Sorti en janvier 2014, soit il y a tout juste un an, il nous aura fallu du temps pour nous laisser tenter par Zone 1 (Zone One). Pourtant, le livre avait de quoi attirer notre attention. D’abord, il est publié chez Gallimard, un éditeur qu’on ne présente plus en France, dans sa collection Du monde entier. Ensuite, il est le cinquième roman de fiction (tous publiés chez Gallimard) de l’écrivain américain Colson Whitehead qui s’était déjà fait remarquer pour ses précédents ouvrages. En fait, nous ne savions pas, qu’en prenant ainsi notre temps, nous allions à ce point nous approcher de la manière dont Colson Whitehead dresse le portrait de l’apocalypse zombie dans laquelle un certain Mark Spitz, son héros, évolue.
“La Dernière Nuit a eu lieu. Le fléau s’est répandu. Et dans le désert du monde d’après, les rares humains survivants luttent au jour le jour pour échapper aux zombs, ces morts-vivants cannibales et contagieux. Pourtant, l’espoir commence à renaître. Dans la Zone 1, tout en bas de Manhattan, Mark Spitz et ses camarades ratisseurs éliminent les zombs traînards, première étape d’une patiente entreprise de reconquête. Mais la victoire est-elle seulement possible? Et pour reconstruire quel monde? Mark Spitz se sent fait pour ce chaos absurde grâce à sa médiocrité même, et éprouve une étrange empathie pour les traînards. Et parfois, il lui vient à l’esprit la pensée interdite…”
Car, s’il y a une chose à dire au sujet de Zone 1, c’est que ce roman sort à de nombreux égards des sentiers battus que beaucoup d’ouvrages zombies se contentent de parcourir notamment en distillant son histoire à un rythme bien à lui. Si vous attendez d’un roman zombie une succession de scènes d’action et de démembrements, une lutte continue pour la survie, c’est vers les romans du label Eclipse qu’il vous faudra vous tourner. Car Zone 1, c’est avant tout l’histoire de comment une civilisation – la nôtre – tente de se reconstruire après qu’une apocalypse zombie a tout ravagé. C’est l’histoire d’un homme simple, un mec lambda, qui par le biais de ses souvenirs, de ses rencontres, nous raconte comment la race humaine en est arrivée à essayer de reconquérir une partie de Manhattan – la fameuse zone 1. Ainsi l’action du roman, qui s’étale sur trois jours, se résume aux nettoyages des bâtiments de la zone par Mark et son équipe qui sont chargés de tuer les zombs traînards, des zombies non agressifs qui se contentent de rester à un endroit avec lequel ils ont un lien émotionnel particulier. Tout le reste, qui occupe la majeure partie de l’ouvrage, est le récit de ses souvenirs, ses réflexions sur ce nouveau monde, sur les premières phases de la reconquête, sur le sens à donner à sa vie…

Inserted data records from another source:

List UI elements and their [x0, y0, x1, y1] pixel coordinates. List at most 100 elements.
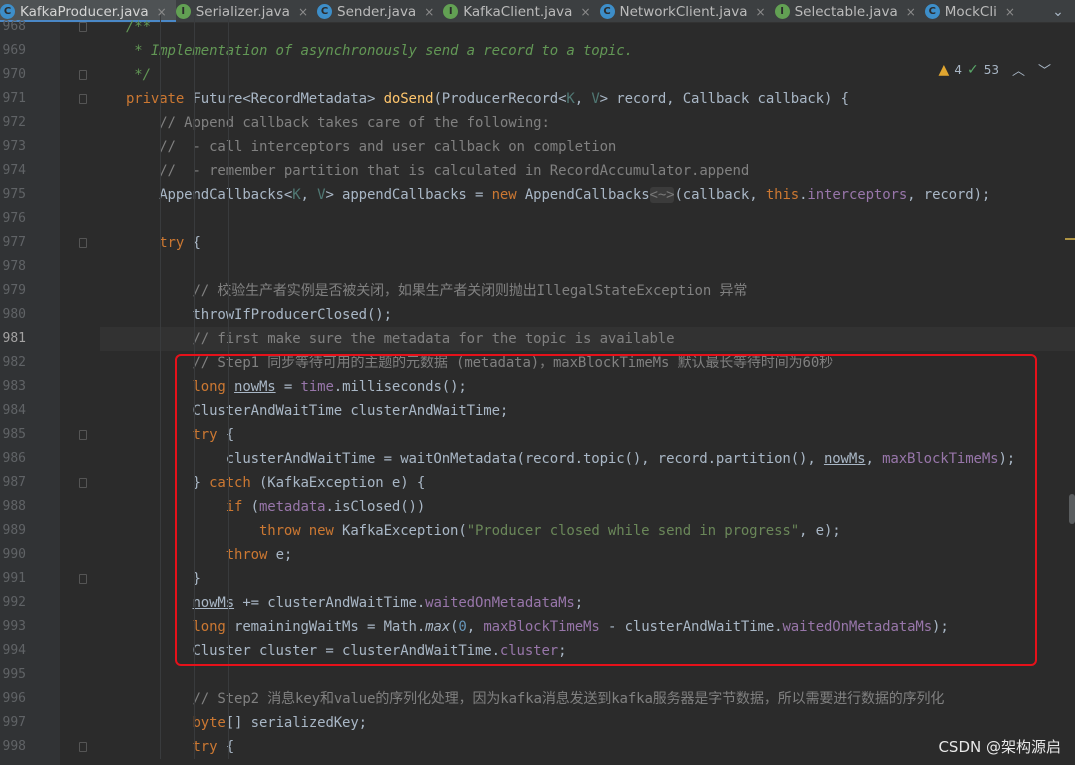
next-highlight-icon[interactable]: ﹀ [1038, 60, 1051, 79]
indent-guide [228, 351, 229, 375]
code-text: } catch (KafkaException e) { [100, 471, 1075, 495]
code-token: , record); [907, 187, 991, 203]
code-line[interactable]: 975 AppendCallbacks<K, V> appendCallback… [0, 183, 1075, 207]
code-line[interactable]: 983 long nowMs = time.milliseconds(); [0, 375, 1075, 399]
error-stripe[interactable] [1063, 46, 1075, 765]
code-token: } [126, 571, 201, 587]
code-line[interactable]: 980 throwIfProducerClosed(); [0, 303, 1075, 327]
indent-guide [194, 687, 195, 711]
fold-marker-icon[interactable] [79, 478, 87, 488]
code-line[interactable]: 979 // 校验生产者实例是否被关闭，如果生产者关闭则抛出IllegalSta… [0, 279, 1075, 303]
code-line[interactable]: 995 [0, 663, 1075, 687]
indent-guide [228, 111, 229, 135]
line-number: 988 [2, 499, 26, 514]
code-text: try { [100, 735, 1075, 759]
indent-guide [228, 279, 229, 303]
code-token: K [566, 91, 575, 107]
code-line[interactable]: 973 // - call interceptors and user call… [0, 135, 1075, 159]
fold-marker-icon[interactable] [79, 94, 87, 104]
code-line[interactable]: 974 // - remember partition that is calc… [0, 159, 1075, 183]
indent-guide [228, 663, 229, 687]
code-line[interactable]: 985 try { [0, 423, 1075, 447]
indent-guide [194, 495, 195, 519]
line-number: 998 [2, 739, 26, 754]
code-text: ClusterAndWaitTime clusterAndWaitTime; [100, 399, 1075, 423]
fold-marker-icon[interactable] [79, 742, 87, 752]
code-token: e; [275, 547, 293, 563]
code-token: , [300, 187, 318, 203]
scrollbar-thumb[interactable] [1069, 494, 1075, 524]
indent-guide [160, 567, 161, 591]
indent-guide [194, 15, 195, 39]
code-token: KafkaException( [342, 523, 467, 539]
warning-stripe-mark[interactable] [1065, 238, 1075, 240]
code-line[interactable]: 991 } [0, 567, 1075, 591]
code-line[interactable]: 986 clusterAndWaitTime = waitOnMetadata(… [0, 447, 1075, 471]
fold-marker-icon[interactable] [79, 574, 87, 584]
fold-marker-icon[interactable] [79, 238, 87, 248]
code-line[interactable]: 978 [0, 255, 1075, 279]
indent-guide [194, 327, 195, 351]
line-number: 984 [2, 403, 26, 418]
code-line[interactable]: 988 if (metadata.isClosed()) [0, 495, 1075, 519]
code-line[interactable]: 993 long remainingWaitMs = Math.max(0, m… [0, 615, 1075, 639]
fold-marker-icon[interactable] [79, 70, 87, 80]
code-line[interactable]: 977 try { [0, 231, 1075, 255]
code-text: throw e; [100, 543, 1075, 567]
code-token: .isClosed()) [325, 499, 426, 515]
indent-guide [194, 279, 195, 303]
line-number: 993 [2, 619, 26, 634]
indent-guide [228, 591, 229, 615]
warning-icon: ▲ [938, 61, 950, 78]
code-line[interactable]: 981 // first make sure the metadata for … [0, 327, 1075, 351]
code-line[interactable]: 984 ClusterAndWaitTime clusterAndWaitTim… [0, 399, 1075, 423]
code-line[interactable]: 976 [0, 207, 1075, 231]
fold-marker-icon[interactable] [79, 430, 87, 440]
code-token: interceptors [807, 187, 908, 203]
code-line[interactable]: 969 * Implementation of asynchronously s… [0, 39, 1075, 63]
code-line[interactable]: 972 // Append callback takes care of the… [0, 111, 1075, 135]
indent-guide [228, 255, 229, 279]
code-line[interactable]: 971 private Future<RecordMetadata> doSend… [0, 87, 1075, 111]
indent-guide [160, 471, 161, 495]
line-number: 997 [2, 715, 26, 730]
code-token: nowMs [823, 451, 866, 467]
code-token: ; [558, 643, 567, 659]
code-line[interactable]: 970 */ [0, 63, 1075, 87]
code-line[interactable]: 989 throw new KafkaException("Producer c… [0, 519, 1075, 543]
indent-guide [194, 231, 195, 255]
code-line[interactable]: 996 // Step2 消息key和value的序列化处理，因为kafka消息… [0, 687, 1075, 711]
code-line[interactable]: 990 throw e; [0, 543, 1075, 567]
code-line[interactable]: 968 /** [0, 15, 1075, 39]
previous-highlight-icon[interactable]: ︿ [1012, 60, 1025, 79]
code-editor[interactable]: 968 /** 969 * Implementation of asynchrono… [0, 15, 1075, 765]
code-line[interactable]: 998 try { [0, 735, 1075, 759]
code-token: , [865, 451, 883, 467]
code-line[interactable]: 994 Cluster cluster = clusterAndWaitTime… [0, 639, 1075, 663]
line-number: 996 [2, 691, 26, 706]
code-line[interactable]: 997 byte[] serializedKey; [0, 711, 1075, 735]
indent-guide [228, 207, 229, 231]
indent-guide [160, 639, 161, 663]
indent-guide [160, 711, 161, 735]
code-token: remainingWaitMs = Math. [234, 619, 426, 635]
code-token: // Append callback takes care of the fol… [159, 115, 550, 131]
code-token: */ [126, 67, 151, 83]
code-token: maxBlockTimeMs [882, 451, 999, 467]
indent-guide [194, 519, 195, 543]
indent-guide [228, 543, 229, 567]
indent-guide [228, 15, 229, 39]
code-token: time [300, 379, 334, 395]
code-line[interactable]: 987 } catch (KafkaException e) { [0, 471, 1075, 495]
code-line[interactable]: 992 nowMs += clusterAndWaitTime.waitedOn… [0, 591, 1075, 615]
code-token: * Implementation of asynchronously send … [126, 43, 633, 59]
line-number: 990 [2, 547, 26, 562]
inspection-widget[interactable]: ▲ 4 ✓ 53 ︿ ﹀ [938, 60, 1051, 80]
code-token: // first make sure the metadata for the … [192, 331, 675, 347]
indent-guide [160, 351, 161, 375]
code-line[interactable]: 982 // Step1 同步等待可用的主题的元数据 (metadata)，ma… [0, 351, 1075, 375]
fold-marker-icon[interactable] [79, 22, 87, 32]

Vous pourriez alors craindre que toutes ces errances en fassent un roman quasi philosophique mais loin de là : nous avons davantage affaire à une lecture originale et bien souvent intéressante autant dans son fond que dans sa forme, qui dresse un portrait réaliste et bien pensé d’un monde post-apocalyptique et de la reconquête de ses villes par l’Humanité.

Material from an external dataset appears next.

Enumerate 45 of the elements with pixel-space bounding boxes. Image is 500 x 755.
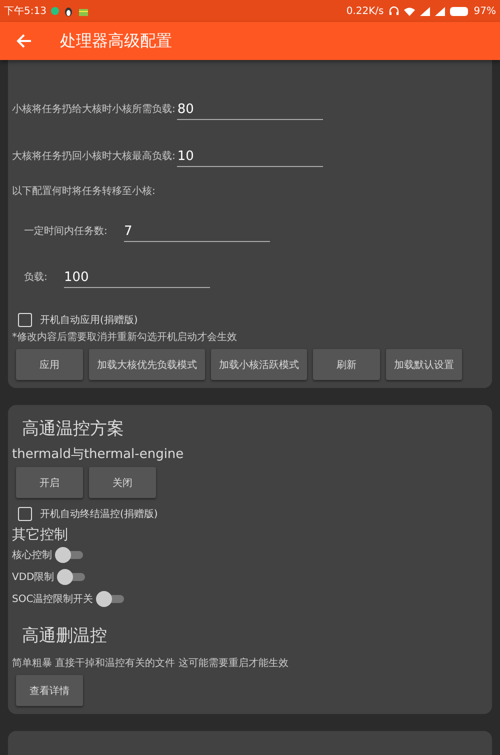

En réalité, si je devais adresser un reproche à Colson Whitehead, qui n’a d’ailleurs pas la plume la plus facile à lire tant il cherche à avoir un style distingué, c’est de s’être parfois laissé entraîner par son propre jeu. Ainsi, les divagations de son personnage sont parfois un peu trop nombreuses (voire inutiles) et on en vient, à plusieurs reprises, à en perdre le fil de l’histoire. Laisser le livre de côté quelques jours, ce qui m’est arrivé, est l’assurance de devoir feuilleter les pages en arrière pour essayer de se resituer.
En fin de compte, Zone 1, ne serait-ce que pour cette vision assez différente de l’apocalypse zombie qu’il nous propose, mérite que l’on s’y attarde. La présence d’un tel livre chez un éditeur tel que Gallimard n’est pas un hasard et une fois encore l’éditeur fait office de label de qualité. Reste qu’avant de vous lancer dans une telle lecture, il faut savoir ce qui vous attend.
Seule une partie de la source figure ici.